I am over-the-moon thrilled to introduce the newest addition to the Lomonaco family, the handsome young man you see in the picture above! One week from today, I will be flying out to Medford, Oregon to bring this little bundle of fluff and slobber home to New York. Jim and I are still debating on names. Since he is coming from Shadow Mountain’s “V” litter, whatever we choose for his registered name must begin with a “V.” Jim and I are thinking of “Shadow Mountain’s Victory for Monte” as his registered name. So far, “Cuba” is the forerunner in the call name race, as that is the name of the town where we got our first Saint Bernard, Monte, the dog that inspired me more than any other I’ve met before or since to learn about dog behavior.
While I am more excited about this puppy than I’ve been about anything in quite some time, I’m also quite nervous. I’ve never flown a young puppy across a continent before, and know that this will be a big day for him. He will go through four airports, ride the Bay Area Rapid Transport (“BART”) subway between domestic terminals in San Fransisco (I hope I still have the BART skills I acquired on my trip to Oakland last year for the APDT conference and do not get lost), and end all that flying with a two hour drive home from Albany. The trip, from when we leave the breeder’s in Oregon to when we arrive back at our home in Binghamton will likely take a total of about sixteen hours. I know I’ll be exhausted, and can’t imagine what a huge day this will be for him.
BE RUDE TO ME AND POLITE TO YOUR DOG
One of my favorite parts of my job (I wear quite a few hats) is the opportunity to assist my business partner Steve Benjamin in presenting workshops for students of the Karen Pryor Academy. I get to meet so many amazing and inspiring trainers, both experienced and those just starting their careers as animal care professionals. One of these fantabulous individuals is a lady named Jules Nye who owns Sit, Stay, and Play in Maryland.
The Karen Pryor Academy final assessment involves a number of components. There is the written assessment, a final examination covering the material addressed throughout the program, as well as a practical training assessment and a teaching assessment.
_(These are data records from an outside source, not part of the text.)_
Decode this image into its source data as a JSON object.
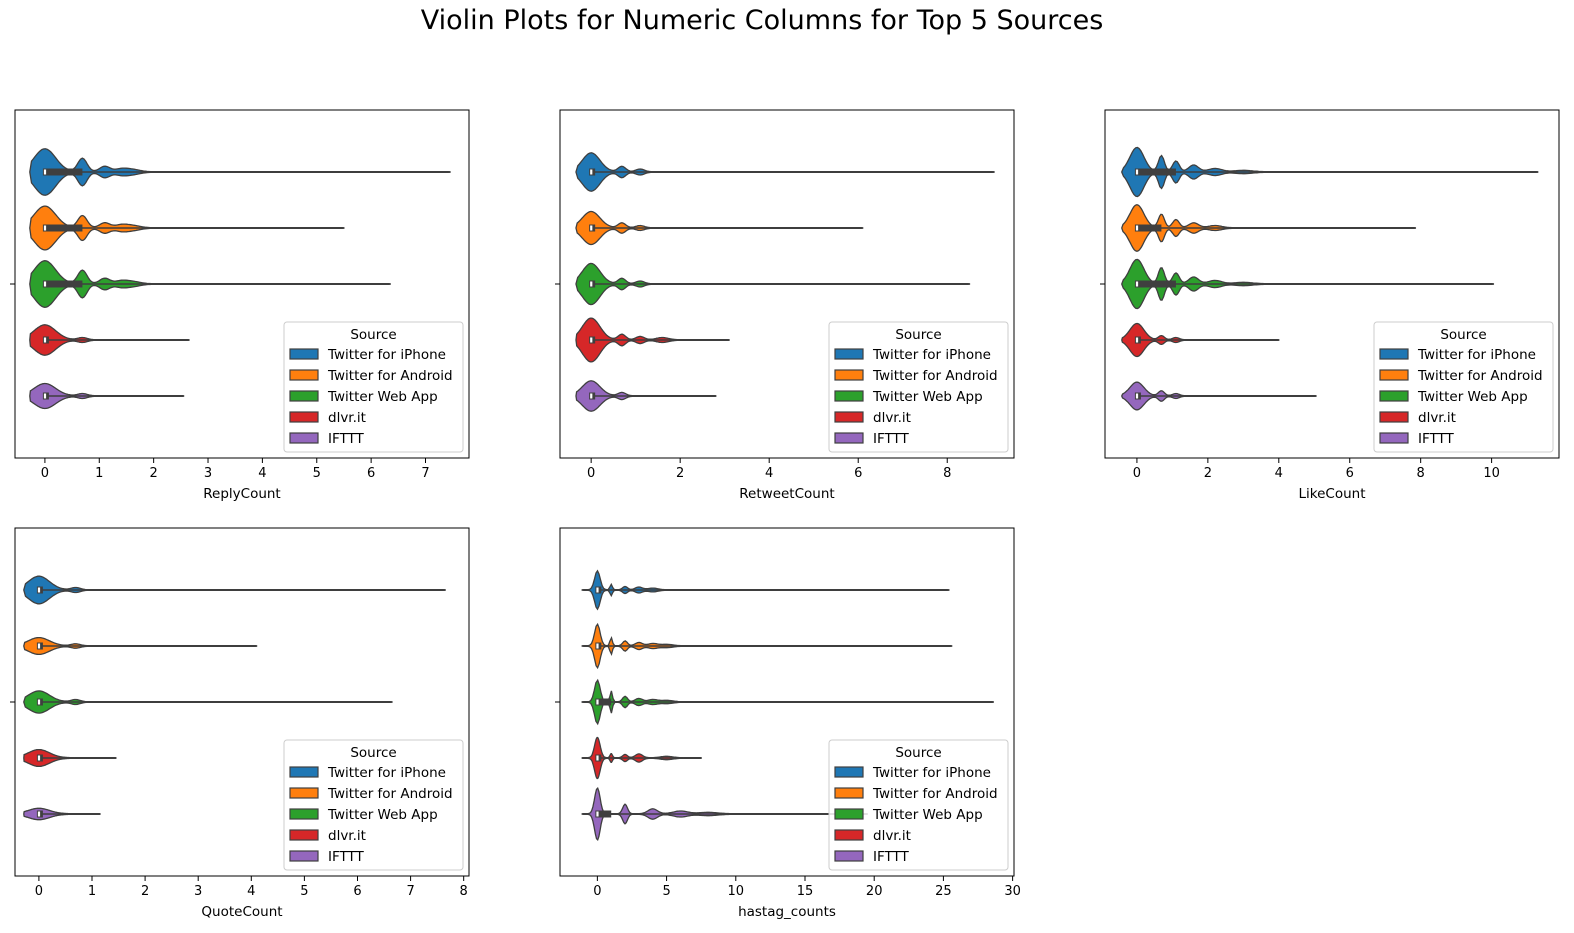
{
  "title": "Violin Plots for Numeric Columns for Top 5 Sources",
  "colors": {
    "Twitter for iPhone": "#1f77b4",
    "Twitter for Android": "#ff7f0e",
    "Twitter Web App": "#2ca02c",
    "dlvr.it": "#d62728",
    "IFTTT": "#9467bd"
  },
  "chart_data": [
    {
      "type": "violin",
      "xlabel": "ReplyCount",
      "xlim": [
        -0.55,
        7.8
      ],
      "xticks": [
        0,
        1,
        2,
        3,
        4,
        5,
        6,
        7
      ],
      "legend_title": "Source",
      "legend_position": "lower-right",
      "series": [
        {
          "name": "Twitter for iPhone",
          "max": 7.45,
          "width": 0.85,
          "iqr": [
            0,
            0.69
          ],
          "bumps": [
            [
              0.69,
              0.5
            ],
            [
              1.1,
              0.2
            ],
            [
              1.4,
              0.1
            ],
            [
              1.61,
              0.08
            ]
          ]
        },
        {
          "name": "Twitter for Android",
          "max": 5.5,
          "width": 0.8,
          "iqr": [
            0,
            0.69
          ],
          "bumps": [
            [
              0.69,
              0.45
            ],
            [
              1.1,
              0.18
            ],
            [
              1.4,
              0.1
            ],
            [
              1.61,
              0.08
            ]
          ]
        },
        {
          "name": "Twitter Web App",
          "max": 6.35,
          "width": 0.85,
          "iqr": [
            0,
            0.69
          ],
          "bumps": [
            [
              0.69,
              0.5
            ],
            [
              1.1,
              0.2
            ],
            [
              1.4,
              0.1
            ],
            [
              1.61,
              0.08
            ]
          ]
        },
        {
          "name": "dlvr.it",
          "max": 2.65,
          "width": 0.55,
          "iqr": [
            0,
            0
          ],
          "bumps": [
            [
              0.69,
              0.08
            ]
          ]
        },
        {
          "name": "IFTTT",
          "max": 2.55,
          "width": 0.45,
          "iqr": [
            0,
            0
          ],
          "bumps": [
            [
              0.69,
              0.08
            ]
          ]
        }
      ]
    },
    {
      "type": "violin",
      "xlabel": "RetweetCount",
      "xlim": [
        -0.7,
        9.5
      ],
      "xticks": [
        0,
        2,
        4,
        6,
        8
      ],
      "legend_title": "Source",
      "legend_position": "lower-right",
      "series": [
        {
          "name": "Twitter for iPhone",
          "max": 9.05,
          "width": 0.7,
          "iqr": [
            0,
            0
          ],
          "bumps": [
            [
              0.69,
              0.2
            ],
            [
              1.1,
              0.1
            ]
          ]
        },
        {
          "name": "Twitter for Android",
          "max": 6.1,
          "width": 0.6,
          "iqr": [
            0,
            0
          ],
          "bumps": [
            [
              0.69,
              0.18
            ],
            [
              1.1,
              0.08
            ]
          ]
        },
        {
          "name": "Twitter Web App",
          "max": 8.5,
          "width": 0.75,
          "iqr": [
            0,
            0
          ],
          "bumps": [
            [
              0.69,
              0.2
            ],
            [
              1.1,
              0.1
            ]
          ]
        },
        {
          "name": "dlvr.it",
          "max": 3.1,
          "width": 0.8,
          "iqr": [
            0,
            0
          ],
          "bumps": [
            [
              0.69,
              0.2
            ],
            [
              1.1,
              0.12
            ],
            [
              1.6,
              0.08
            ]
          ]
        },
        {
          "name": "IFTTT",
          "max": 2.8,
          "width": 0.55,
          "iqr": [
            0,
            0
          ],
          "bumps": [
            [
              0.69,
              0.12
            ]
          ]
        }
      ]
    },
    {
      "type": "violin",
      "xlabel": "LikeCount",
      "xlim": [
        -0.9,
        11.9
      ],
      "xticks": [
        0,
        2,
        4,
        6,
        8,
        10
      ],
      "legend_title": "Source",
      "legend_position": "lower-right",
      "series": [
        {
          "name": "Twitter for iPhone",
          "max": 11.3,
          "width": 0.9,
          "iqr": [
            0,
            1.1
          ],
          "bumps": [
            [
              0.69,
              0.6
            ],
            [
              1.1,
              0.4
            ],
            [
              1.6,
              0.25
            ],
            [
              2.2,
              0.12
            ],
            [
              3.0,
              0.05
            ]
          ]
        },
        {
          "name": "Twitter for Android",
          "max": 7.85,
          "width": 0.85,
          "iqr": [
            0,
            0.69
          ],
          "bumps": [
            [
              0.69,
              0.5
            ],
            [
              1.1,
              0.3
            ],
            [
              1.6,
              0.18
            ],
            [
              2.2,
              0.08
            ]
          ]
        },
        {
          "name": "Twitter Web App",
          "max": 10.05,
          "width": 0.9,
          "iqr": [
            0,
            1.1
          ],
          "bumps": [
            [
              0.69,
              0.6
            ],
            [
              1.1,
              0.4
            ],
            [
              1.6,
              0.25
            ],
            [
              2.2,
              0.12
            ],
            [
              3.0,
              0.05
            ]
          ]
        },
        {
          "name": "dlvr.it",
          "max": 4.0,
          "width": 0.6,
          "iqr": [
            0,
            0
          ],
          "bumps": [
            [
              0.69,
              0.15
            ],
            [
              1.1,
              0.08
            ]
          ]
        },
        {
          "name": "IFTTT",
          "max": 5.05,
          "width": 0.5,
          "iqr": [
            0,
            0
          ],
          "bumps": [
            [
              0.69,
              0.18
            ],
            [
              1.1,
              0.08
            ]
          ]
        }
      ]
    },
    {
      "type": "violin",
      "xlabel": "QuoteCount",
      "xlim": [
        -0.45,
        8.1
      ],
      "xticks": [
        0,
        1,
        2,
        3,
        4,
        5,
        6,
        7,
        8
      ],
      "legend_title": "Source",
      "legend_position": "lower-right",
      "series": [
        {
          "name": "Twitter for iPhone",
          "max": 7.65,
          "width": 0.5,
          "iqr": [
            0,
            0
          ],
          "bumps": [
            [
              0.69,
              0.08
            ]
          ]
        },
        {
          "name": "Twitter for Android",
          "max": 4.1,
          "width": 0.3,
          "iqr": [
            0,
            0
          ],
          "bumps": [
            [
              0.69,
              0.07
            ]
          ]
        },
        {
          "name": "Twitter Web App",
          "max": 6.65,
          "width": 0.4,
          "iqr": [
            0,
            0
          ],
          "bumps": [
            [
              0.69,
              0.08
            ]
          ]
        },
        {
          "name": "dlvr.it",
          "max": 1.45,
          "width": 0.3,
          "iqr": [
            0,
            0
          ],
          "bumps": []
        },
        {
          "name": "IFTTT",
          "max": 1.15,
          "width": 0.2,
          "iqr": [
            0,
            0
          ],
          "bumps": []
        }
      ]
    },
    {
      "type": "violin",
      "xlabel": "hastag_counts",
      "xlim": [
        -2.7,
        30.1
      ],
      "xticks": [
        0,
        5,
        10,
        15,
        20,
        25,
        30
      ],
      "legend_title": "Source",
      "legend_position": "lower-right",
      "series": [
        {
          "name": "Twitter for iPhone",
          "max": 25.4,
          "width": 0.7,
          "iqr": [
            0,
            0
          ],
          "bumps": [
            [
              1,
              0.2
            ],
            [
              2,
              0.12
            ],
            [
              3,
              0.1
            ],
            [
              4,
              0.06
            ]
          ]
        },
        {
          "name": "Twitter for Android",
          "max": 25.6,
          "width": 0.8,
          "iqr": [
            0,
            0
          ],
          "bumps": [
            [
              1,
              0.3
            ],
            [
              2,
              0.18
            ],
            [
              3,
              0.12
            ],
            [
              4,
              0.08
            ],
            [
              5,
              0.05
            ]
          ]
        },
        {
          "name": "Twitter Web App",
          "max": 28.6,
          "width": 0.8,
          "iqr": [
            0,
            1
          ],
          "bumps": [
            [
              1,
              0.4
            ],
            [
              2,
              0.2
            ],
            [
              3,
              0.12
            ],
            [
              4,
              0.08
            ],
            [
              5,
              0.05
            ]
          ]
        },
        {
          "name": "dlvr.it",
          "max": 7.5,
          "width": 0.75,
          "iqr": [
            0,
            0
          ],
          "bumps": [
            [
              1,
              0.15
            ],
            [
              2,
              0.12
            ],
            [
              3,
              0.14
            ],
            [
              5,
              0.05
            ]
          ]
        },
        {
          "name": "IFTTT",
          "max": 19.5,
          "width": 0.95,
          "iqr": [
            0,
            1
          ],
          "bumps": [
            [
              2,
              0.35
            ],
            [
              4,
              0.18
            ],
            [
              6,
              0.1
            ],
            [
              8,
              0.05
            ]
          ]
        }
      ]
    }
  ]
}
Karen Pryor wants her graduates to understand the science of clicker training, prove that they’re skilled in its correct application, and demonstrate that they can effectively teach this technology to others.
In Jules’ teaching assessment, she said something I don’t think I’ll ever forget, “Feel free to be rude to me, and polite to your dog.” What Jules meant was, if your dog needs to go pee, walk out of class with him and give him a break. If he needs a drink, take him to get a drink – you don’t have to ask, hem, or haw with the instructor to get permission. Just give your dog what he needs, when he needs it.
I have a sneaking suspicion that I may need to be rude to other travelers in order to be polite to my dog. While I want him to make new friends (and lots of them!), I also want to give him the space he needs and not add to an already stressful day for a little baby. I may have to ask some well-intentioned greeters to allow him to nap in his crate for a while, even if it makes me look like a jerk. Puppy takes priority over social graces.
I’ve been contemplating how I might make this day more relaxing for him. I already bought absorbent pads for in his crate and at our stops, and have purchased baby wipes so I can clean him up if he has an accident. I must ask the breeder if she might be able to get a toy or t-shirt that smells like his mom and litter for him to ride in his crate with. If not, perhaps a towel scented with lavender oil or sprayed with Dog Appeasing Pheremone (DAP). Clicker ready for the trip, treats TBD by what the airport will allow, I’m hoping I can smuggle my Stella & Chewy’s freeze-dried raw on the plane so we can do training. I plan on picking up a bully stick or two while I’m out there, so he can have something to chew on should his little Sainty heart so desire.
So much to think about. Now I’m left to ponder…is there any possible way I could play Through a Dog’s Ear in his crate for the ride home? I’m sure that would help him (and me) relax on our exciting and exhausting first day together. I can’t wait!